No ano passado, em uma surpreendente ofensiva, conseguiu derrubar a ditadura de Assad. Assumiu o poder em Damasco, onde instalou uma nova ditadura de viés radical. Embora ele pessoalmente tente evitar ataques a minorias, ou diz tentar, seus seguidores realizaram massacres contra alauítas, drusos e atentados contra alvos cristãos. Aqui cabe explicar que a Síria é uma nação árabe, com uma minoria étnica curda. Em termos religiosos, a imensa maioria segue o islamismo sunita, com expressivas minorias cristãs orientais de diferentes denominações, drusas e alauítas, sendo estas duas últimas correntes místicas do islã.
No exterior, amparado pela Turquia e pela Arábia Saudita, Al Shaara conseguiu trabalhar para melhorar a própria imagem, vestindo terno e adotando um tom conciliatório com os EUA. Evita uma retórica anti-Israel, embora Benjamin Netanyahu tenha ampliado a ocupação da Síria e forças israelenses deem apoio a certos setores da sociedade drusa da Síria.
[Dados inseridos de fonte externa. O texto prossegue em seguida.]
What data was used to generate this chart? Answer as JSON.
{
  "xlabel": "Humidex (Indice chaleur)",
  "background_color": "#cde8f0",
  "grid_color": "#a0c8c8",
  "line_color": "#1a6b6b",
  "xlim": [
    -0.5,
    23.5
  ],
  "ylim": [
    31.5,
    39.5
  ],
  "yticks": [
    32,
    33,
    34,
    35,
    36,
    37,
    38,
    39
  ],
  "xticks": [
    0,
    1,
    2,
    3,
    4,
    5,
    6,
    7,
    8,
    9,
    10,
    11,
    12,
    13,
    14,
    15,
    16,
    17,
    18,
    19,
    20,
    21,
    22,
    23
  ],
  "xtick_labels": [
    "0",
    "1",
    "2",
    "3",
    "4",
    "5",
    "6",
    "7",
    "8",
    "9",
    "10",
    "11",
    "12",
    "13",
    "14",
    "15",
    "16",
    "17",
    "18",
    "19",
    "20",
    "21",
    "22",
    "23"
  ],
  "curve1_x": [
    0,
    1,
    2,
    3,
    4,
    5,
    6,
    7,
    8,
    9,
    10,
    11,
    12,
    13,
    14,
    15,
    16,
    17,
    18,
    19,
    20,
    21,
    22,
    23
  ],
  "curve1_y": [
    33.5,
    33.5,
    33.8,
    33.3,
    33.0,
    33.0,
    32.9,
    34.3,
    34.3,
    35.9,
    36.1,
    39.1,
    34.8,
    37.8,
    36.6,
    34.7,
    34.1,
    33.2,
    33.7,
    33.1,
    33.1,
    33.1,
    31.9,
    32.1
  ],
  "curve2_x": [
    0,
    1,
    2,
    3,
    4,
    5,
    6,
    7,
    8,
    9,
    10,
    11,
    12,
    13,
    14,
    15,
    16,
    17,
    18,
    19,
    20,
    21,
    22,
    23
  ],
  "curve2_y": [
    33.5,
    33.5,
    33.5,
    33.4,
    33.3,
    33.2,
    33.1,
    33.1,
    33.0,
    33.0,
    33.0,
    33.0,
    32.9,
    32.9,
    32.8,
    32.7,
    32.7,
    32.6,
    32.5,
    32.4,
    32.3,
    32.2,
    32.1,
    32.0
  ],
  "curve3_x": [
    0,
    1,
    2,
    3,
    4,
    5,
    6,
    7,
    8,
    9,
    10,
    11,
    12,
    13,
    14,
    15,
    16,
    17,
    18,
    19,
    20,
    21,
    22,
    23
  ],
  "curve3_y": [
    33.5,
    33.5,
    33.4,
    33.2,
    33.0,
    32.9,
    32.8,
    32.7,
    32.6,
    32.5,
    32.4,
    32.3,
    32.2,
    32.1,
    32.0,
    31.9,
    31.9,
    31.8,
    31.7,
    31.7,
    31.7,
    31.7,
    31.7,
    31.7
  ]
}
Desta forma, o ditador sírio conseguiu ser mais aceito por Washington, apesar de alas do Partido Republicano e mesmo do Democrata tenham cautela diante do seu radicalismo religioso.
Trump parece não se importar. Talvez seja simplesmente pragmatismo. Não há alternativa ao ditador sírio neste momento e, aparentemente, ele busca manter a estabilidade no país. Perseguição a minorias religiosas nunca foi um problema para os EUA desde que sigam aliados aos EUA – basta ver a Arábia Saudita, que ainda proíbe igrejas e sinagogas e é chamada de “moderada” em Washington.